A new book by Perry Anderson masterfully recounts the rise and fall of the Brazilian Left. Where it goes wrong is its treatment of the Right.
Perry Anderson
Verso, 2019, 256 pp., $26.95
English Marxism is, or was, a happy marriage of temperaments. Marxists can sometimes lack a sense of humor, and the English, the courage of their convictions. The one supplies the deficiency of the other.
The historical accomplishments of the English Marxist historians are well known. Earlier this year the publication of a biography of Eric Hobsbawm, their greatest champion, was closely attended by American intellectuals. Even our journalists, not invariably candidates for reading history books (especially about countries other than the United States), can be relied upon to own a copy of The Age of Revolution.

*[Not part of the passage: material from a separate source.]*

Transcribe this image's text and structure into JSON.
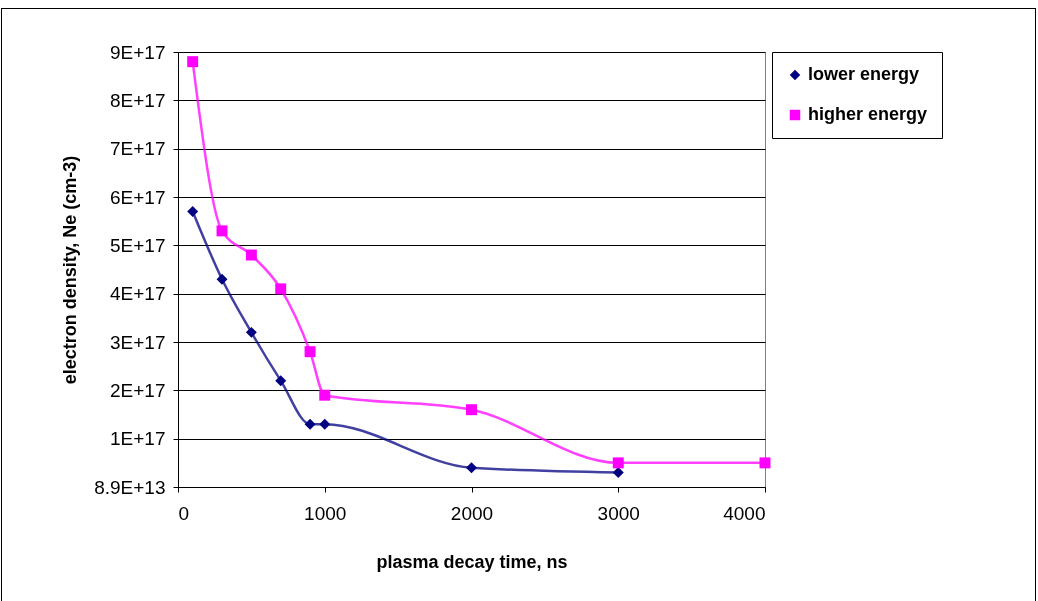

Perry Anderson is the last of this type. Since the closing days of the Cold War, his contemporaries have either died or abandoned Marxism, the field of academic history has moved in other directions, and Anderson’s own zeal has waned with the eclipse of revolutionary socialism as a real possibility. Yet he remains a towering figure on the Left, as we have been lately reminded, in the form of his bombardment of the work of economic historian Adam Tooze. English readers are by now accustomed to the periodic pleasure of reading a hefty Anderson essay on Brazil in the pages of the London Review, on subjects ranging from macroeconomics to political intrigue to Brazilian letters and back again with consummate erudition and a famously extensive back-catalogue of allusions and ten-dollar words.
His latest book, Brazil Apart, collects five essays on Brazil spanning the last 25 years, and appends a new segment that brings the narrative forward another few months, from January to July 2019. The intention was to collect and translate the essays for publication in Brazil, where Anderson’s work has not yet garnered much attention from intellectuals.
The results will be interesting to watch. His wary conviction in the potential of the Brazilian Left, paired with his almost unblinking enumeration of its failures, may earn him enemies among both the diehard Workers’ Party (PT) Left and the party’s critics on the center and Right. With the book coming out in Portuguese, it seemed a waste not to have it come out in English, too.
The essays have largely been left as they were published. Anderson says his decision to leave in predictions and characterizations that held up badly was made in an effort to preserve the record. It does seem that little of value could have been lost in removing the periodic reintroductions of facts, characters, and institutions, which, if convenient in the original venue, are of no use to the reader of this book.
That is not to say that leaving each installment intact was not the right determination. In the traditional history book, both the author and the reader know the ending in advance; while in this book, the reader knows the ending, but the author does not—thus generating a more visceral sense of the abrupt changes of fortune that characterize the last 30 years in Brazil. A unitary work on the period, if composed now, would almost inevitably straighten the tortuous path of recent history for the sake of argument and present a false sense of continuity or prolepsis.
It is generally believed the Greek historian Thucydides composed his famous history in stages as the Peloponnesian War wore on. The figure of the contemporary historian—men who wrote on their own times but with historical acumen, dedicating their work to posterity rather than the applause of the moment—was a constant presence in antiquity: Xenophon, Polybius, Sallust, Ammianus Marcellinus. Today their work has been divided up between journalists and academics. Neither profession requires the combination of ambition and rigor that contemporary history once did.
Anderson’s broad scope, high stature, and wide reading habits have allowed him to write essays on Brazil that are neither journalistic nor academic. They touch on contemporary subjects, but they do not break news; they react to an extensive academic literature, but they do not proffer contributions to it per se. They remain above the ruck, but below the ivory tower, and they never fall into the gimmick and windbaggery that often characterizes writing that splits this difference.